The view from the top is simply stunning. A few log benches have been constructed to take a rest on. Continue on down the east side to complete the loop and join back up with the main trail back to the trailhead. 

Cape Sebastian Trail 

  • Length: 2.7 miles
  • Elevation Gain: 718 ft.
  • Trail Type: Out & Back 
  • Difficulty: Moderate
  • Trailhead Location 

If you want a short hike with a big reward, this is the best Oregon Coast hike for you. The trail begins at Cape Sebastian Viewpoint just off Highway 101, then switchbacks gradually through a shady, old growth forest right down to the ocean.

The trail brings you out onto a rocky bench at the base of Cape Sebastian, where the ocean waves crash spectacularly right beside you. Keep going all the way down to the beach using the rope handrail — it’s totally worth it.

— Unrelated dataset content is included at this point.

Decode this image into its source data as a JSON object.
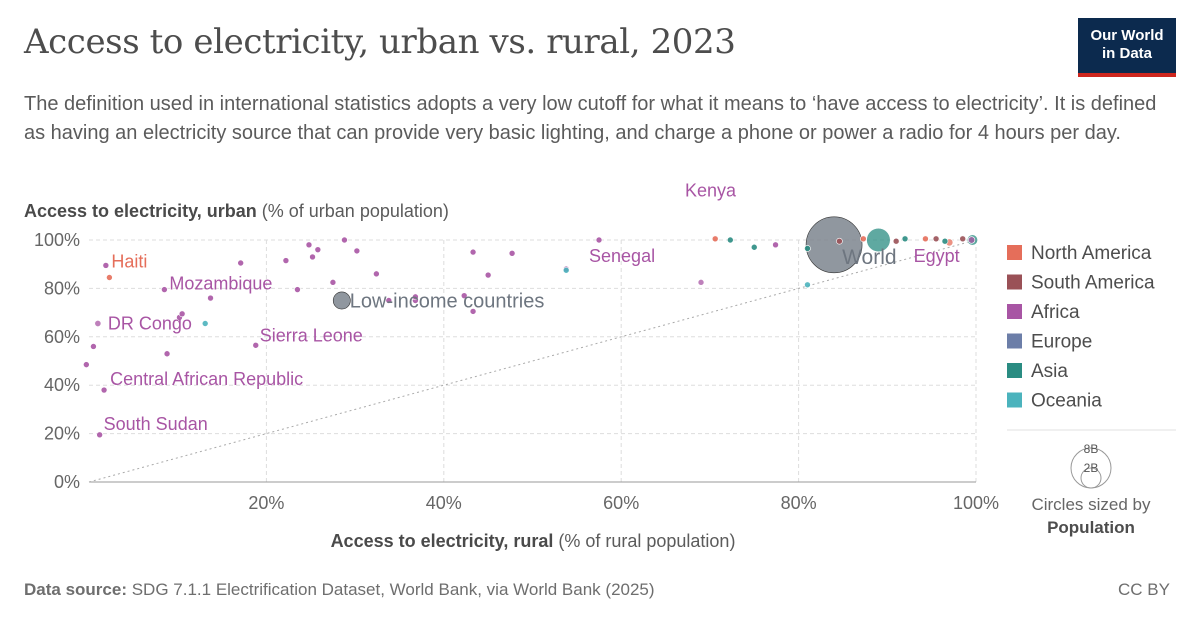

The rock formations are super interesting and the ocean views are amazing. You may even get lucky enough to see a whale in the distance. It’s a lovely place to pack a picnic and enjoy the afternoon. 

Be sure to check the tide before you set out on this trail. The beach may be inaccessible at high tide. Also remember that you are ascending on the way back, so give yourself plenty of daylight for the trek back to your car.